I suggest you try ERG trunk version, see link at https://github.com/delph-in/docs/wiki/ErgTop

arademaker commented 6 months ago

Oh... indeed, your results are still relevant if @danflick wants to make any possible necessary fix in the ERG 2020 version.

EricZinda commented 6 months ago

Thanks for checking this phrase in the ERG trunk version, @arademaker! I'll have to do a build with the trunk version and see if it works for all my tests. Do you know when the next official build (i.e. the successor to 2020) is targeted for?

arademaker commented 6 months ago

I don't know. I hope @danflick can answer that. By the way, it would also be nice if @danflick could confirm if any change from version 2020 to the current trunk can explain the change in the behavior you reported here.
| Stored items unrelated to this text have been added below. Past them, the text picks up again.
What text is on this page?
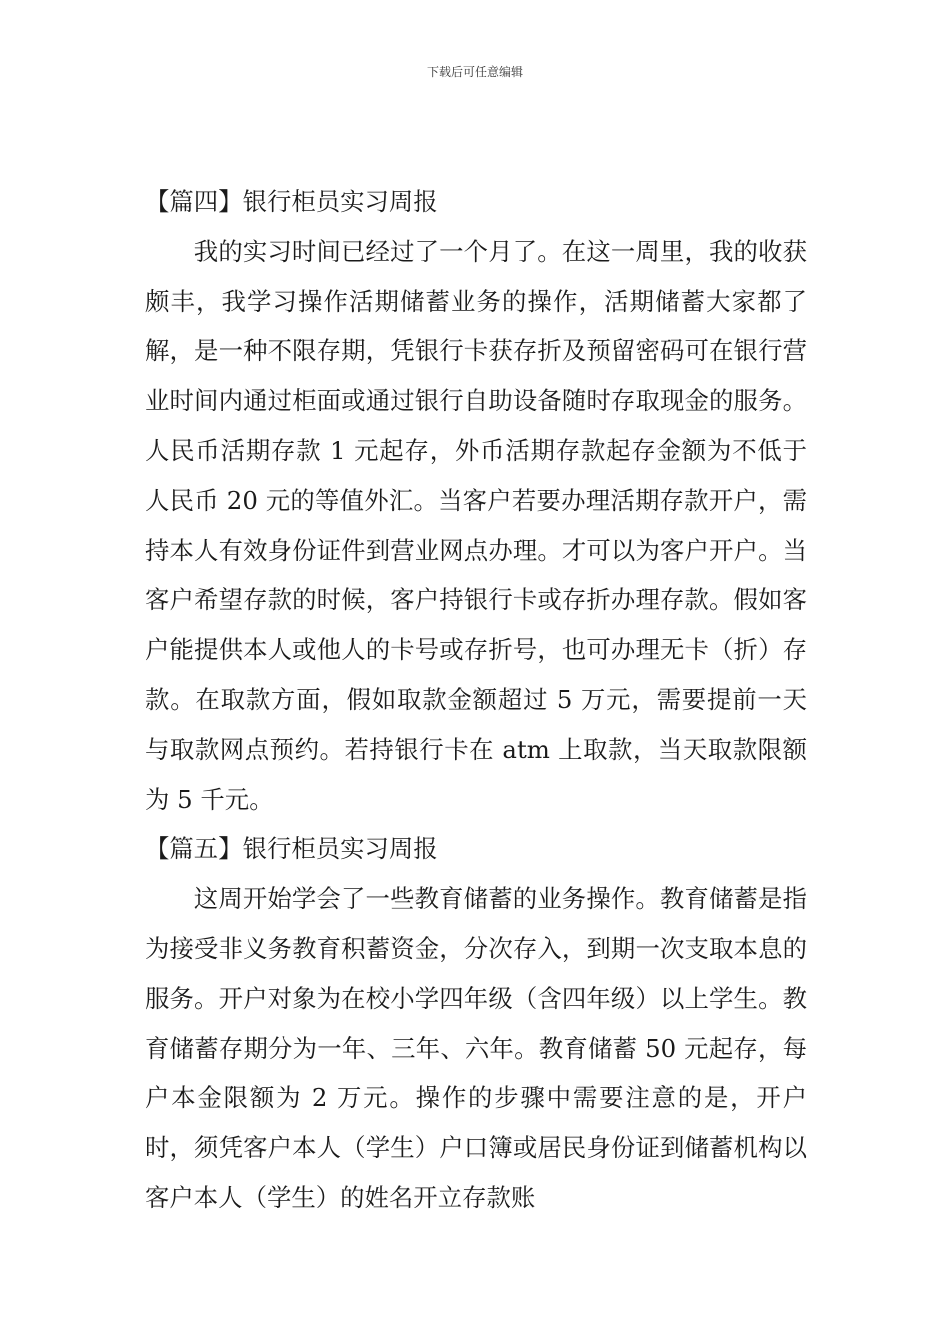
下载后可任意编辑
【篇四】银行柜员实习周报

我的实习时间已经过了一个月了。在这一周里，我的收获颇丰，我学习操作活期储蓄业务的操作，活期储蓄大家都了解，是一种不限存期，凭银行卡获存折及预留密码可在银行营业时间内通过柜面或通过银行自助设备随时存取现金的服务。人民币活期存款 1 元起存，外币活期存款起存金额为不低于人民币 20 元的等值外汇。当客户若要办理活期存款开户，需持本人有效身份证件到营业网点办理。才可以为客户开户。当客户希望存款的时候，客户持银行卡或存折办理存款。假如客户能提供本人或他人的卡号或存折号，也可办理无卡（折）存款。在取款方面，假如取款金额超过 5 万元，需要提前一天与取款网点预约。若持银行卡在 atm 上取款，当天取款限额为 5 千元。

【篇五】银行柜员实习周报

这周开始学会了一些教育储蓄的业务操作。教育储蓄是指为接受非义务教育积蓄资金，分次存入，到期一次支取本息的服务。开户对象为在校小学四年级（含四年级）以上学生。教育储蓄存期分为一年、三年、六年。教育储蓄 50 元起存，每户本金限额为 2 万元。操作的步骤中需要注意的是，开户时，须凭客户本人（学生）户口簿或居民身份证到储蓄机构以客户本人（学生）的姓名开立存款账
danflick commented 6 months ago

Sorry for the slow response. First, I agree that this is a good forum for reporting issues with the ERG, including bugs and feature requests, and we can hope for better response times in the future. As for the invalid MRSs from what I assume was the 2020 version, I do think, as @arademaker noted, that the grammar bug(s) got fixed in later updates. I am happy to announce that the latest stable version ERG 2023 is available via SVN, and I have belatedly edited the ErgTop page to communicate its availability. I still hope to soon complete the setup on GitHub so that this and future releases can be picked up via this more modern vehicle, and will announce that once it's ready, but please use the SVN channel for now.

arademaker commented 6 months ago

So, I will close this issue. It was solved in the last release.